And BHA? Here's a question for you: What food additive does the Food and Drug  Administration deem "generally recognized as safe," while the National  Institutes of Health, says it's "reasonably anticipated to be a human  carcinogen?"

You got it - BHA.


----------



## Ameriscot (Nov 3, 2014)

I never eat at McD's or any of those fast food restaurants.  That stuff isn't even food.


----------



## RadishRose (Nov 3, 2014)

I thought Wendy's was better/healthier. Any feedback on Wendy's ?


----------



## SifuPhil (Nov 3, 2014)

RadishRose said:


> I thought Wendy's was better/healthier. Any feedback on Wendy's ?

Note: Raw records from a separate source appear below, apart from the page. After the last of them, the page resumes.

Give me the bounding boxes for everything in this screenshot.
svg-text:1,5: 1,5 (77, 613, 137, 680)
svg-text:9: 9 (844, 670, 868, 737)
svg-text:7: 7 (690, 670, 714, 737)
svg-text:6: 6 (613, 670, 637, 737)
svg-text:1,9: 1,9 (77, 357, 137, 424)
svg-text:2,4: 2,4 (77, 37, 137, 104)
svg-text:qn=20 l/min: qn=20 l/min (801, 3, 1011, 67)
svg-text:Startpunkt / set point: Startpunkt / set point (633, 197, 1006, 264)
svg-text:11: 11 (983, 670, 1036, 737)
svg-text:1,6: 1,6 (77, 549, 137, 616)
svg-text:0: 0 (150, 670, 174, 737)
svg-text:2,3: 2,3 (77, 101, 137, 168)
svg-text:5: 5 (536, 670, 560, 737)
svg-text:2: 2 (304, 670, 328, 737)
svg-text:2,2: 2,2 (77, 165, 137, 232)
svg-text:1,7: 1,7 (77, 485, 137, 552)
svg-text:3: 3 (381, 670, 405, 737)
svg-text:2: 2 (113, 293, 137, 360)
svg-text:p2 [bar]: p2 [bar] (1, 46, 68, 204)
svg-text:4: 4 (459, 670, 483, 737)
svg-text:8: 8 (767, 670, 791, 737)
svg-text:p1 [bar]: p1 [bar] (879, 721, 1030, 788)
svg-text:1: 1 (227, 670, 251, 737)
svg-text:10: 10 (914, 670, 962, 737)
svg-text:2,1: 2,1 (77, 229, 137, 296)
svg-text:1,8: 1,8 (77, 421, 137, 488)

The last time I ate at a Wendy's (roughly 15 years ago) I found a bloody Band-Aid in my cup of chili ...


----------



## Warrigal (Nov 3, 2014)

I prefer food that actually requires you to have teeth to chew it with.


----------



## QuickSilver (Nov 4, 2014)

The only thing I eat at McDonalds is the occasional Egg White Delight mcMuffin.


----------



## Don M. (Nov 4, 2014)

QuickSilver said:


> The only thing I eat at McDonalds is the occasional Egg White Delight mcMuffin.



We do stop at a McDonalds when out for the day....for a cup of their coffee.  IMO, they have some of the best coffee around, and for 49 cents for a Senior coffee, you can't beat it.  I've had some of that overpriced brew at Starbucks, and it doesn't beat the McD coffee.  There is nothing wrong with a quick meal at one of these fast food joints...once in awhile....but far too many people seem to make these places their primary dining spot.


----------



## ClassicRockr (Nov 4, 2014)

Love the Big Mac, Quarter Pounder w/Cheese and Fillet Fish. My wife likes their pancakes and I like their Breakfast Sausage Burrito's. And, their Hot Fudge Sundae..........YUM!! To us, a Bud Light is a healthy drink!


----------



## rkunsaw (Nov 4, 2014)

I almost never eat at fast food places and McDonalds is the last place I would go.


----------



## SifuPhil (Nov 4, 2014)

The last time I ate at McDonald's was when I was taking my boys out about 15 years ago, and that was mainly for my youngest - he mainly wanted the toy that came with the Happy Meal.

I no longer eat at McD's, BK, Wendy's, Arbys or any other fast-food joint. I've seen too many videos of how they do things and heard too many horror stories, and their nutritional records are dismal.


----------



## Falcon (Nov 4, 2014)

I occasionally eat at many of those places.   I just don't read about them.  Still alive and kicking.


----------



## SifuPhil (Nov 4, 2014)

Falcon said:


> I occasionally eat at many of those places.   I just don't read about them.  Still alive and kicking.



Maybe that's my problem - I read too much ...


----------



## JustBonee (Nov 6, 2014)




----------